The Disconnect Between Education and Employer Needs

by Michael Haberman on May 26, 2011 · 0 comments


Several years ago I served on an advisory board for a local educational system on what business were looking for in students. They perceived a disconnect between what high school students were learning and what businesses needed. It was a minor program directed at things like what type of software students on the business track should be using. It was minor because that was before the economy tanked and all the kids could get jobs because employers needed bodies. Today, however, we all know that workers are plentiful, but what is missing is the skill sets that are needed. There appears to be a major disconnect between education and employer needs that is being missed.

The Herman Trend Report reports “In spite of persistently high unemployment levels, employers around the world are having increasing difficulty recruiting the people they need. Just last week, ManpowerGroup released the results of its sixth-annual Talent Shortage Survey.” This is a Global Survey which found that 34% of employers around the world are having a hard time filling positions. However, some countries are having more difficulty than other. “…having the most difficulty finding the right people to fill jobs in Japan (80 percent), India (67 percent), and Brazil (57 percent). In the US, 52 percent of employers are experiencing difficulty filling mission-critical positions within their organizations.

There are two dynamics going on here. Due to the downturn in the economy there are a large number of “experienced” workers looking for work. The problem is that these workers do not have the skill sets that are needed in today’s jobs. Technology skills needs have outstripped workers keeping their skills current. (Which is not really not difficult to do, most people in the US make little or no attempt to personally keep their skills current.)

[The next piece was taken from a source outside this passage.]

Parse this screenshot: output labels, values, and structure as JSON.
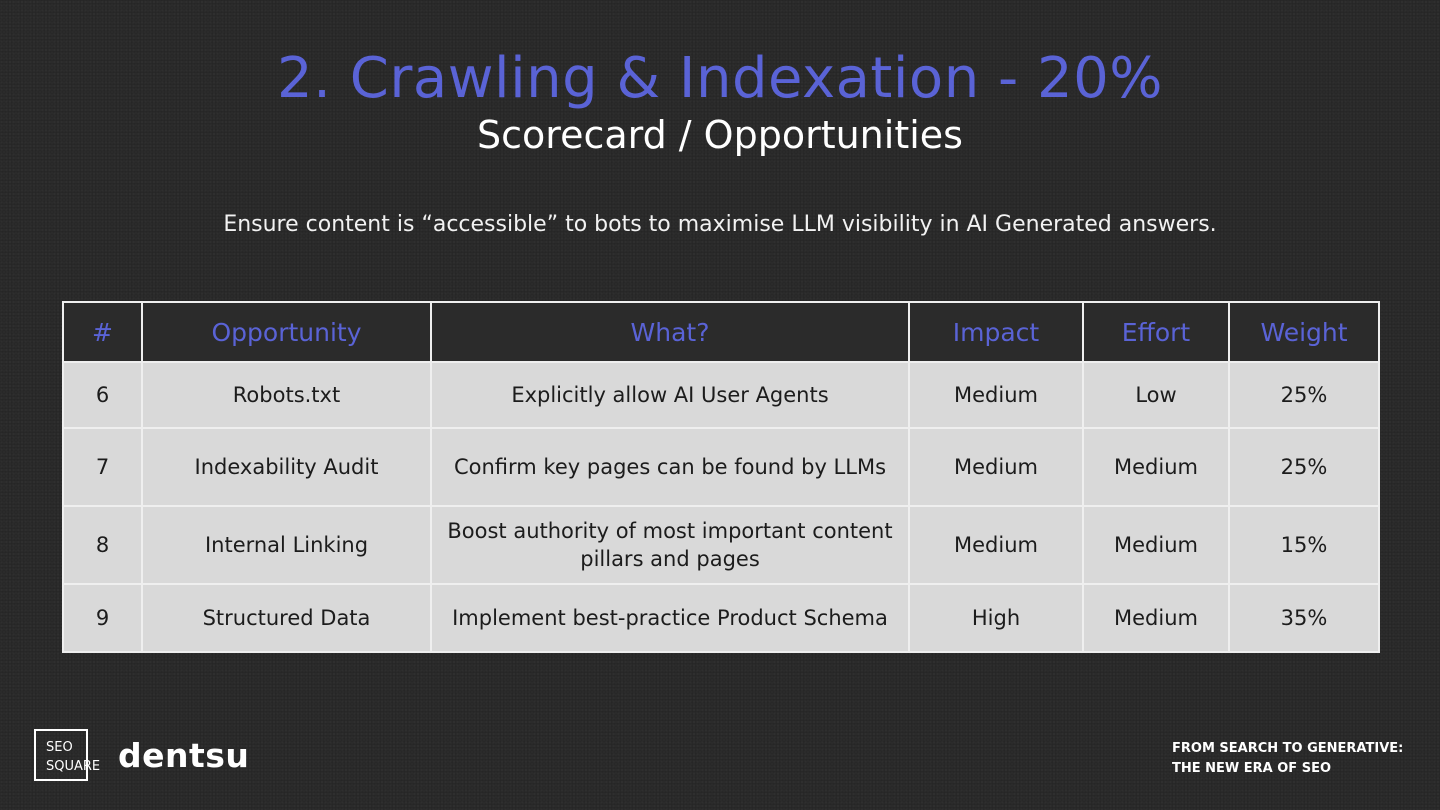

The second dynamic is that children are not coming out of educational programs, be they college or high school or the equivalent, prepared to take on roles in companies. There is no connection between the two largest segments of society designed to make the world a better place to live. As the Manpower report says “A mere 6 percent of employers is working more closely with educational institutions to create curriculums that close knowledge gaps. This small percentage represents a major missed opportunity for employers, especially now when many colleges and universities are seeking this partnership.”

There appears to be resistance on both sides, probably more so on the business side, but also on the educational side. Businesses, coming out of the ressession don’t want to spend money. The report says “Moreover, about three-quarters of employers globally cite a lack of experience, skills, or knowledge as the primary reason for their difficulty recruiting. However, only one in five employers is concentrating on training and development to fill the gap.” Did you read that? Only ONE IN FIVE! I think that is a problem.

I realize that the educational institutions are not set up to supply businesses with workers, but they need to be doing a better job in some aspects. And businesses need to do a better job of making sure they educate their workers. Obviously the days of “the strength of your arm and the sweat of your brow” are over with. If we want people with technical skills then we need to do something to prepare them. There are many trade schools that are willing help train people that we should be making good use of.

Naturally, a third party in this is the worker. Peter Drucker says that ultimately the responsibility for someone’s skill level is that of the worker. But I will write more on this later.